Pero no todas las actividades de BGI generan un consenso semejante. Su iniciativa más controvertida es el Proyecto de la Genética Cognitiva que trata de entender cómo funciona el cerebro y definir patrones genéticos que ayuden a entender las distintas habilidades cognitivas.  Se ha empezado por secuenciar y comparar el ADN de 2000 individuos con un alto cociente intelectual y se continuará con otros veinte mil. Las posibilidades de establecer predicciones estadísticas basadas en el análisis genético no dejan de ampliarse. ¿Por qué unas personas tienen más capacidad para la música o las matemáticas? Y también ¿por qué se da en algunas personas mayor propensión al desgaste mental y el Alzheimer? Hoy día, el diagnóstico genético se lleva a cabo de forma rutinaria para detectar decenas de enfermedades, tales como la ataxia de Friedrich o la corea de Huntington. Esta lista de enfermedades no deja de ampliarse año tras año y no será difícil deslizar el foco, de la propensión a padecer enfermedades, a la resistencia a padecerlas, y de esta, a potenciar todo tipo de facultades. En un artículo sobre BGI (New Yorker, 6 de enero de 2014) Michael Specter, tras describir con admiración los logros de BGI, cuestiona sus conexiones con el gobierno chino. El articulo relata la pregunta formulada por un científico americano que visitó recientemente la sede de la empresa. ¿Es BGI una entidad sin ánimo de lucro, una entidad gubernamental o una empresa privada? Simplemente, la respuesta fue sí. Al volver a formularla recibió la misma respuesta.  Sí. El científico entendió que la pregunta no tenía sentido en el contexto de la República Popular China donde la participación pública se articula de un modo diferente, al tiempo extremadamente sutil y decisivo, y donde una misma entidad puede entrar en distintas fases de control, público o privado, en función de las circunstancias.  
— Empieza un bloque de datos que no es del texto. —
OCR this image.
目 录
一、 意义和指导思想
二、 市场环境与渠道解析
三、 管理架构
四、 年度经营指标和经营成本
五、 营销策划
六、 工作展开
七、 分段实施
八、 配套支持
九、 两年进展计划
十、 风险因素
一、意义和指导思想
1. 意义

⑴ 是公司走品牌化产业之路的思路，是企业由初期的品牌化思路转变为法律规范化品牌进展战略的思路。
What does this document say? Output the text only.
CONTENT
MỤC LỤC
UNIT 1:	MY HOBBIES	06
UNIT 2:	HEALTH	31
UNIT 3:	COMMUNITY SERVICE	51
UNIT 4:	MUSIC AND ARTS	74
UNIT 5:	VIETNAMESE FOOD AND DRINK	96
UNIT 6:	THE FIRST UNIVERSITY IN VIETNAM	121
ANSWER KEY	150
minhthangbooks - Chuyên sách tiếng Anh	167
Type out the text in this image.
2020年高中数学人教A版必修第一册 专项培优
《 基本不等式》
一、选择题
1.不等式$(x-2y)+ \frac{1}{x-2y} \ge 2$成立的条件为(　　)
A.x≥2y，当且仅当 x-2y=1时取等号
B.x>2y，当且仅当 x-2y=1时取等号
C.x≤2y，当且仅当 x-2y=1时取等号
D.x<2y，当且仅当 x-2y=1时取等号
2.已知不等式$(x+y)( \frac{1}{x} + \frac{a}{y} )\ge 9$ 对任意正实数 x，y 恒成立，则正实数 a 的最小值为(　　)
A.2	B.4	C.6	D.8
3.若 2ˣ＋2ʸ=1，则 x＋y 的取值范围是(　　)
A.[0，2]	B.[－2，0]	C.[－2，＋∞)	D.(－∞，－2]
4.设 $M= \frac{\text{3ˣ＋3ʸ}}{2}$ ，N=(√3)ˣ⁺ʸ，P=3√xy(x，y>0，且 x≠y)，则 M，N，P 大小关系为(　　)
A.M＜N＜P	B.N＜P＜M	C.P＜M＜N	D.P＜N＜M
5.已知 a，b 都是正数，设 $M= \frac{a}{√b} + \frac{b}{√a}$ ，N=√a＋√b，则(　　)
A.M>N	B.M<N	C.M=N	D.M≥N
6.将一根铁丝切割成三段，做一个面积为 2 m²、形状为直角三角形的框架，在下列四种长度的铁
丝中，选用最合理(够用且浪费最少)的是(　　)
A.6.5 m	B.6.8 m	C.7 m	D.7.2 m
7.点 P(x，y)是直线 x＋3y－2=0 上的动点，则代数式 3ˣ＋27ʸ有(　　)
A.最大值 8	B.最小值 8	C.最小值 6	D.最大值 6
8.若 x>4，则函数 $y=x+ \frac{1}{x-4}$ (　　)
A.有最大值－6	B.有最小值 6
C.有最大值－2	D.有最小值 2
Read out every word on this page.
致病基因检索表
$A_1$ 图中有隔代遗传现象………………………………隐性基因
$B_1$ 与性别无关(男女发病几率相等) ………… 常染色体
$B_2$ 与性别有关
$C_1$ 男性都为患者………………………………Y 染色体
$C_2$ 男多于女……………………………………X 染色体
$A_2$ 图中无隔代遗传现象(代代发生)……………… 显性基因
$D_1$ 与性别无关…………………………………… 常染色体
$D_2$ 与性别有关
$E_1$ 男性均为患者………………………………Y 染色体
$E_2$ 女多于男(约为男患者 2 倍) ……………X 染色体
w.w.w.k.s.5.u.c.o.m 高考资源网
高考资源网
Todo este miedo al control comunista, el terror rojo tiñendo las probetas, sirve para obviar, en un contexto de debilidad creciente de los sistemas públicos de salud, el peligro de que la información genética quede en manos del mejor postor, incluyendo las empresas de seguros o los empleadores; que la investigación genética se centre en rasgos superfluos pero lucrativos, olvidando enfermedades raras o prevalentes en países pobres o grupos sociales marginales; que los bancos de datos genéticos sean tan maleables para los intereses comerciales como las preferencias que expresamos en las redes sociales para los anunciantes. No basta con tener acceso a la propia información genética si solo unos pocos pueden ponerla en contexto, y menos aún si quienes pueden hacerlo son los mismos que nos prestan servicios o dan empleo.